Ken’s in the paper (again)

Ken made the Press of Atlantic City (again) for tennis:

Boys tennis notebook
Published: Wednesday, May 2, 2007

On his way to his second-straight Cape-Atlantic League individual tennis title, Keith Goldstein dropped his first set to familiar foe George Gennaoui of St. Augustine Prep, 6-2.

Eagles’ coach Ken Keim called him over to the fence and spoke to Goldstein, who nodded for the better part of the 30-second lesson. After trudging through the first set and looking beatable throughout, the sophomore promptly went out and won the next two sets 6-2 and 6-3.

When it comes to offering pep talks, Keim is readily available, but when it comes to offering pure tennis instruction, specifically with Goldstein, there’s little he can say that his star singles player doesn’t already know.

“I just try to keep his head steady,” Keim said. “As far as improving their tennis skill there’s not much you can do. It’s more nurturing a player then coaching them.”

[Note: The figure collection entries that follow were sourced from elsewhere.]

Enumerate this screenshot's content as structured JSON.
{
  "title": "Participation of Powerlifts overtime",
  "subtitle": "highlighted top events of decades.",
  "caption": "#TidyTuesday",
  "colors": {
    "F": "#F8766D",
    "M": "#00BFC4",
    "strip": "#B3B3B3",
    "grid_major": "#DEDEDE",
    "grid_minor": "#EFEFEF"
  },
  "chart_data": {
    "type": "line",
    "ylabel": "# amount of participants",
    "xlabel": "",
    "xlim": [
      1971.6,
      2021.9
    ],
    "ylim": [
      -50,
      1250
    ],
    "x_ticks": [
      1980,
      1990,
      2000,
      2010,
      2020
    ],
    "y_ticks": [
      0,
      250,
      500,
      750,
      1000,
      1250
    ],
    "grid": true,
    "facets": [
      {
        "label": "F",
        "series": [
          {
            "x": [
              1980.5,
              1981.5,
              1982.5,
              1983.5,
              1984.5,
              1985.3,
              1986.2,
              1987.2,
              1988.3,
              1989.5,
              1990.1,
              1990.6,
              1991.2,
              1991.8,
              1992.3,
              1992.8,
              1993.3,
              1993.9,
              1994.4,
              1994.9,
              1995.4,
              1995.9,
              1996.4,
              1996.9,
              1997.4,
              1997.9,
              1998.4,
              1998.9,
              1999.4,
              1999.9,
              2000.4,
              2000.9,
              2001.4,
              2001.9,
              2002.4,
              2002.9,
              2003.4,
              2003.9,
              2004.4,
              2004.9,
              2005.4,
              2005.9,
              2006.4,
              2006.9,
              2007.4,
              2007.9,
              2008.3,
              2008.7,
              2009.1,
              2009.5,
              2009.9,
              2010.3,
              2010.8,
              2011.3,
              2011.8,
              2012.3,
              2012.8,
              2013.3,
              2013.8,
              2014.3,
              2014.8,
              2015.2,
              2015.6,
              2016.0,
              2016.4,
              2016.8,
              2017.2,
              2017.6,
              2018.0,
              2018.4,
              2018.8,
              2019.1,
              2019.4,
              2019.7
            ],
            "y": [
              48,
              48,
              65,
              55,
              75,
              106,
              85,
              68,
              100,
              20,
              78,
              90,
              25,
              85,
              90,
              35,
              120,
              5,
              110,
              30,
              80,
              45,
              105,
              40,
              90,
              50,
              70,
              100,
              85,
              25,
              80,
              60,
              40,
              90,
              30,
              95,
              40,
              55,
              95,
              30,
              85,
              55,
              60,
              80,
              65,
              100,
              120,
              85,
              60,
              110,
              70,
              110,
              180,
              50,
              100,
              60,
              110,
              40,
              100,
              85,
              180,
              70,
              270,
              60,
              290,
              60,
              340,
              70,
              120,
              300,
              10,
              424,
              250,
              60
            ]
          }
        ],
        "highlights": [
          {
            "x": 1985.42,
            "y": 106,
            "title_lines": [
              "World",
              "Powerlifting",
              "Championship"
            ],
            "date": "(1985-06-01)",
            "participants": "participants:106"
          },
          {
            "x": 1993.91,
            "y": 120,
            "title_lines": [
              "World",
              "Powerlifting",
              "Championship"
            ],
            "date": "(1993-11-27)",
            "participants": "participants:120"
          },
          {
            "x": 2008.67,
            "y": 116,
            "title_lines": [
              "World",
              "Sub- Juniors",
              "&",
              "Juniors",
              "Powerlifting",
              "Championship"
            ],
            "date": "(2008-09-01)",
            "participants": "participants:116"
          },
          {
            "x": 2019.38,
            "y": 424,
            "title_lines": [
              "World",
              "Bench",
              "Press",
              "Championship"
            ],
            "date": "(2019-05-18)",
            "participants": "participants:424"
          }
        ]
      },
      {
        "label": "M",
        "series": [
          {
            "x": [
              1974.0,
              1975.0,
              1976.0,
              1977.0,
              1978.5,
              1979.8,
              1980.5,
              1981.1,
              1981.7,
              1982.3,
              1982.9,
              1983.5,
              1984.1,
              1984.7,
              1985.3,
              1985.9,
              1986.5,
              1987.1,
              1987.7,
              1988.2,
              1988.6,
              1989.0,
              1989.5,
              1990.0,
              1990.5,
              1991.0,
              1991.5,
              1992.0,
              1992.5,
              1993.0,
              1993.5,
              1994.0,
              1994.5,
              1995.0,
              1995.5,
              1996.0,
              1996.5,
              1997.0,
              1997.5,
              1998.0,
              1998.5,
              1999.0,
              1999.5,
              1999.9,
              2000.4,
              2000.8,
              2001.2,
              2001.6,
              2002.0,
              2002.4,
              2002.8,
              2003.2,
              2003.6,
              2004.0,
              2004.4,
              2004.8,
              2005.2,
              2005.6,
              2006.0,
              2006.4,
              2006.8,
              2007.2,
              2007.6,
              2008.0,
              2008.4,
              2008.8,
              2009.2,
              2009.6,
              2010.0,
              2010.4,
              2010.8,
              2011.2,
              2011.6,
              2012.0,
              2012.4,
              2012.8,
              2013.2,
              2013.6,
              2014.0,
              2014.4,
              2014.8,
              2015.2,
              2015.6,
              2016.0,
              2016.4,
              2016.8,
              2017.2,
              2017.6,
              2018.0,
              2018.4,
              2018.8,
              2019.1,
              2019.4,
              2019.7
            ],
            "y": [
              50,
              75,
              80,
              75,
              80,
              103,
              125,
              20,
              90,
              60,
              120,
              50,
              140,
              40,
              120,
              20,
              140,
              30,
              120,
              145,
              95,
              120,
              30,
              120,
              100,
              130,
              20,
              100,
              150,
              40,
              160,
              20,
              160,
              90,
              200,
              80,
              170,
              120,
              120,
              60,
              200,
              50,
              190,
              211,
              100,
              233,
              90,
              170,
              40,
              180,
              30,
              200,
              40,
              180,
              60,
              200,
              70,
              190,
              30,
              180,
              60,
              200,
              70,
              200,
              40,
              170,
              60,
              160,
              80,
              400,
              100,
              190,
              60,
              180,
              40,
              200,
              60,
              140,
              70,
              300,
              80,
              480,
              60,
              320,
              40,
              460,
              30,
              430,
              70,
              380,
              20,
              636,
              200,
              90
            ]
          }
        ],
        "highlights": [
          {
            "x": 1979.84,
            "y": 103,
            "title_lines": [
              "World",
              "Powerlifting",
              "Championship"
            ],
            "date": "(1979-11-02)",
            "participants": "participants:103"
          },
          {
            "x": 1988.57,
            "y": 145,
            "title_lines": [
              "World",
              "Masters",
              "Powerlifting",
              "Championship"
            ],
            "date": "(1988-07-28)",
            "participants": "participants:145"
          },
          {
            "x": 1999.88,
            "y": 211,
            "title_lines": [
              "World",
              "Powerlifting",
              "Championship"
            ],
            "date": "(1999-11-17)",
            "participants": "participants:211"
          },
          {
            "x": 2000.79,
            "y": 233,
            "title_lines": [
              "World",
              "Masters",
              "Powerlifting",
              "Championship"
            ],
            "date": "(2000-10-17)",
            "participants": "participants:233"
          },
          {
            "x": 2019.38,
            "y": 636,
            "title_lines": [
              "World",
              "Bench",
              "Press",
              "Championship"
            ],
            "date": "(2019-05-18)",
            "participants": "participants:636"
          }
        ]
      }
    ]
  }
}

It’s a common theme among high school tennis coaches, one arrived at not because of their lack instructional knowledge or experience playing the game, but because there are players like Goldstein, Gennaoui and Absegami’s Bryan Nguyen, who finished third in the CAL tournament, who are just on a higher level.

Those top players come into high school having played tennis their entire lives. Players like Goldstein, Gennaoui and Nguyen play in tournaments outside of school against competition that’s often better than what they’ll find playing on a high school team.

The key for these coaches is having their top players buy into being part of a team.

“The thing with tennis is it’s all individual,” Absegami coach Greg Goodwin said. “You go to tournaments, you’re by yourself and you’re just kind of alone. As a coach you just hope that they want to be part of a team.”

Absegami’s Nguyen, a Press All-Star last season, has found individual success this season, but in a loaded American Conference the Braves struggled as a team to start the season. Goodwin credits Nguyen’s patience and dedication to the team concept for helping to make positive strides.

“It makes it easy (to coach),” Goodwin said. “A lot of time with tennis it’s not what you do from March to May but what you do from May to March. He’s on a higher level. He wants to help, and if he didn’t want to help, I don’t think the team would respond to him like they do.”

A look ahead

The Vineland Invitational will take place on Sunday with Vineland hosting Toms River North, Pennsville and Lenape.